Typically, a person with manic-depression experiences moods that shift from high to low and back again, with varying degrees of severity. To receive a diagnosis of bipolar, these symptoms CANNOT be a direct result of alcohol or drug use. The symptoms are severe enough to lead to impairment in work, social, or academic functioning, and may lead to involuntary hospitalization to prevent harm to self or others. Note: to receive a diagnosis of a manic or depressive episode, a specific type, duration and number of symptoms MUST be present; refer to a mental or medical health professional or the DSM-IV for more details on this.)

A depressive episode can be identified by:

Mood Changes:

A long period of feeling sad, hopeless, worried, guilty or tearful
Loss of interest in activities once enjoyed, including sex.

Behavioral Changes:

Feeling tired, or ‘slowed down’
Having problems concentrating, remembering, and making decisions
Being restless or irritable
Changing eating, sleeping, or other habits
Thinking of death or suicide, or attempting suicide

May include psychotic or catatonic features as well.

A manic episode can be identified by:

Feeling like you can do anything, even something unsafe or illegal

extreme displays of emotion- including jubilant or euphoric expressions, rage, paranoia, agitation
Decreased need for sleep, yet never feeling tired

Inflated self esteem or grandiosity

highly talkative, or pressured speech

distractability, or being too easily drawn to unimportant or irrelevant stimuli
Dressing flamboyantly, spending money extravagantly, living recklessly
Having increased sexual desires, or indulging in risky sexual behaviors
Thoughts of suicide or other morbid/destructive behaviors

May include psychotic, or catatonic features

Bipolar I is defined by manic or mixed episodes that last at least seven days, or by manic symptoms that are so severe that the person needs immediate hospital care. Usually, the person also has depressive episodes (typically lasting at least two weeks) but depression is NOT necessary for receiving a Bipolar I diagnosis, however the symptoms of mania or depression must be a major change from the person’s normal behavior.

Bipolar Disorder II is differentiated from Bipolar 1 in that it involves symptoms of hypomania (less extreme symptoms and for shorter duration compared to full-blown mania), as well as the presence of a depressive episode. This diagnosis is defined by a pattern of depressive episodes shifting back and forth with hypomanic episodes, but no full-blown manic or mixed episodes.

Cyclothymia is a “bipolar-like” illness.
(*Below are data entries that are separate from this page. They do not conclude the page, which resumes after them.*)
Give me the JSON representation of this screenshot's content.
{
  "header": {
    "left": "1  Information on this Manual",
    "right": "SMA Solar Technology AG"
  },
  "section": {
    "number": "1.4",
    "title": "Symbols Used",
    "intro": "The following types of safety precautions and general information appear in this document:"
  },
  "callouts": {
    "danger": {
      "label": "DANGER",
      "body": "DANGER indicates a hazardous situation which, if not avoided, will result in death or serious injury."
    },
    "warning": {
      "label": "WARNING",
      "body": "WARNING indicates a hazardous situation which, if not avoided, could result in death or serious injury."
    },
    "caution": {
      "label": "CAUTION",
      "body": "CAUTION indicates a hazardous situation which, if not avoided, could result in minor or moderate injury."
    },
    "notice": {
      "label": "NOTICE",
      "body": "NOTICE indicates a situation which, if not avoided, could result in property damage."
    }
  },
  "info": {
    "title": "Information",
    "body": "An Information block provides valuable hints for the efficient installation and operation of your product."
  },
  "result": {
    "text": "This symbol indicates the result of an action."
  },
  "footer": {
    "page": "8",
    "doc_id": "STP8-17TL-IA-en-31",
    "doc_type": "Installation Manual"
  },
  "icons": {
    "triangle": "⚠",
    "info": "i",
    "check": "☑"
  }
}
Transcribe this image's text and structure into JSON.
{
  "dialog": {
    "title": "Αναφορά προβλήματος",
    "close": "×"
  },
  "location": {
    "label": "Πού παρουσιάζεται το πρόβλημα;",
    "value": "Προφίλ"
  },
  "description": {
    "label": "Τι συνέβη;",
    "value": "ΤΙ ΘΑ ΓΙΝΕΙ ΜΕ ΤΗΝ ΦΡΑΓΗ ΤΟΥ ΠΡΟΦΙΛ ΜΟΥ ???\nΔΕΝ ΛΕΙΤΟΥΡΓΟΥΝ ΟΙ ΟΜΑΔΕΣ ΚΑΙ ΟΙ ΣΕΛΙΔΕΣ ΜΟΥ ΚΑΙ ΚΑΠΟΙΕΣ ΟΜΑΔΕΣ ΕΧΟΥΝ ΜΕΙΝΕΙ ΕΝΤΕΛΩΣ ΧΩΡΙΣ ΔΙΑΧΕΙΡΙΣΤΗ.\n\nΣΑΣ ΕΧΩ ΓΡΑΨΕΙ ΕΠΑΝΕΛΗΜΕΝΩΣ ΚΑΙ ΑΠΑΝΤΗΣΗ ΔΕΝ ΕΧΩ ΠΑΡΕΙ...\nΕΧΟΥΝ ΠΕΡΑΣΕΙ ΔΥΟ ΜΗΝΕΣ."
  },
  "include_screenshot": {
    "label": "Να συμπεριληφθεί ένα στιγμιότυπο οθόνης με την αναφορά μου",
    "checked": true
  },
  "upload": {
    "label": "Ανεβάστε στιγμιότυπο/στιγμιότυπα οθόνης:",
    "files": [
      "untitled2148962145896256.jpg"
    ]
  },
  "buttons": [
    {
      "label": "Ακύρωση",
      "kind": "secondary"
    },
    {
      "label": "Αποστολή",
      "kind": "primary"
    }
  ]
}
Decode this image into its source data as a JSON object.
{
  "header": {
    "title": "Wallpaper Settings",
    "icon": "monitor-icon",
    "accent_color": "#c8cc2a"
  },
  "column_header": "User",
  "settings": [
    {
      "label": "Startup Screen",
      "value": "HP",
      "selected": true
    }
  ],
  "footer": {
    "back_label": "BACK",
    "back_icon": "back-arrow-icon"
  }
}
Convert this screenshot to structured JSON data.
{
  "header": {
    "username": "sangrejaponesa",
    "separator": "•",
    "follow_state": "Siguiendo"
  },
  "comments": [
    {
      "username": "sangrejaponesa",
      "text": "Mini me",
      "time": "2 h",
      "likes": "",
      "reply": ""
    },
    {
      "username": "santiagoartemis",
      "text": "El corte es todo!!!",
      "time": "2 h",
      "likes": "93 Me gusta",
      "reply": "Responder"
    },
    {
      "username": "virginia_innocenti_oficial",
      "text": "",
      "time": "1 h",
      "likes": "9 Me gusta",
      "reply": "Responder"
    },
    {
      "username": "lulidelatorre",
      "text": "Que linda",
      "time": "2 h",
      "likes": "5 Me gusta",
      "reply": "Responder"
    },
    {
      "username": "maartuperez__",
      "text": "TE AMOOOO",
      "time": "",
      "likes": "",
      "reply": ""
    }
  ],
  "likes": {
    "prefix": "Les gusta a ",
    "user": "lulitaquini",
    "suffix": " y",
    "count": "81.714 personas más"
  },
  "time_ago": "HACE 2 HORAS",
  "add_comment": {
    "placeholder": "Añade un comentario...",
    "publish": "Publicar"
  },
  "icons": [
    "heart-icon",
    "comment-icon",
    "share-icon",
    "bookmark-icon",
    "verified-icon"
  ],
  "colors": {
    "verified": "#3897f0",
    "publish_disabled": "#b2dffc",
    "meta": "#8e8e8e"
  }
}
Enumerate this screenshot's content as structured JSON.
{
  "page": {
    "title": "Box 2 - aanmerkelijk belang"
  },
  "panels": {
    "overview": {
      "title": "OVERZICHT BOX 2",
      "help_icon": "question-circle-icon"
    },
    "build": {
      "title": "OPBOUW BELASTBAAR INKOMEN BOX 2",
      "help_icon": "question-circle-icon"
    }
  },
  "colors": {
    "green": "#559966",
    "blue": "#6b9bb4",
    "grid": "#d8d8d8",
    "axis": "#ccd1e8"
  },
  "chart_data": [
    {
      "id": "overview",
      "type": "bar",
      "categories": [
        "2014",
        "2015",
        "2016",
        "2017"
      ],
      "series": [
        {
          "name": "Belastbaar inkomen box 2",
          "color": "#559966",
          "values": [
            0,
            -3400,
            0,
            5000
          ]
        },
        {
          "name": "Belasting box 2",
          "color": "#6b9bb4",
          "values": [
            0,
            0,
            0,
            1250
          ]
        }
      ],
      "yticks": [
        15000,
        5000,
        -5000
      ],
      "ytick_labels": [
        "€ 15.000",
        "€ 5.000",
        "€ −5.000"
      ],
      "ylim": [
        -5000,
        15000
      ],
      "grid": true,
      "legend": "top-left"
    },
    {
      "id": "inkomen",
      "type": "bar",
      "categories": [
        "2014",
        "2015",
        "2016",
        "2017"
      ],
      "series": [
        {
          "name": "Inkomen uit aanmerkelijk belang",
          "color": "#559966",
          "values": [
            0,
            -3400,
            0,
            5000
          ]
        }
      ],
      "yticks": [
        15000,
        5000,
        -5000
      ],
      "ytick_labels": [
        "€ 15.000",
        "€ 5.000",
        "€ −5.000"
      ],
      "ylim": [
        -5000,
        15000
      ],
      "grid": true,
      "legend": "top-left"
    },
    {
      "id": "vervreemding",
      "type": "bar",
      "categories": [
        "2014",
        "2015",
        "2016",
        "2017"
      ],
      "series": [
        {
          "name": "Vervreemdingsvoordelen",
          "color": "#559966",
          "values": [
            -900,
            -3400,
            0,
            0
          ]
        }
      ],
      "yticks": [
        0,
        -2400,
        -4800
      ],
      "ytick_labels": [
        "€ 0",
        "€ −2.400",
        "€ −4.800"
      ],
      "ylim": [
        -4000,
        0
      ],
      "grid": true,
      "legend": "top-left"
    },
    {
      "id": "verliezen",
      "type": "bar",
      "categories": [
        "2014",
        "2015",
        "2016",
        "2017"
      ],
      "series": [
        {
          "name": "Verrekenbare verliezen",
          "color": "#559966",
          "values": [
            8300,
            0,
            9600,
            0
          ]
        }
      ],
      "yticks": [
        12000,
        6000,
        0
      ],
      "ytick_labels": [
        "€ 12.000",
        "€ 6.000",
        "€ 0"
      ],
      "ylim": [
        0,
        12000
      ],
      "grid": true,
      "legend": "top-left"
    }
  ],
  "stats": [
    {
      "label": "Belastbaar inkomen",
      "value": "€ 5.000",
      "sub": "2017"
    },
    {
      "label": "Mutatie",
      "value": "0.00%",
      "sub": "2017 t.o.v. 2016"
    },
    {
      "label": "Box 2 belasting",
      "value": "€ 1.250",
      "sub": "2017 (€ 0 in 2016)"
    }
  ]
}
People with cyclothymic disorder have milder symptoms than in full-blown bipolar disorder.

Bipolar disorder, if left untreated, can wreak havoc on the personal lives of people with the disorder. Unstable moods frequently disrupt or even destroy personal and work relationships. People may have difficulty finding a life partner, instead moving through a series of passionate, short-lived romances. Impulsive behavior can be self-destructive and lead to serious legal problems. At it’s worst, bipolar disorder can be lethal, leading to suicide or death of others. People with bipolar are also more likely to abuse drugs and alcohol. As many as 50% of people with bipolar may also have a problem with substance abuse, in an attempt to alleviate or enhance their symptoms. But bipolar disorder can be treated, and people with this illness can lead full and productive lives with the appropriate medical and emotional support. If you or someone you know is suspected of experiencing symptoms associated with Bipolar disorder, seek the help of a medical and/or mental health professional as soon as possible.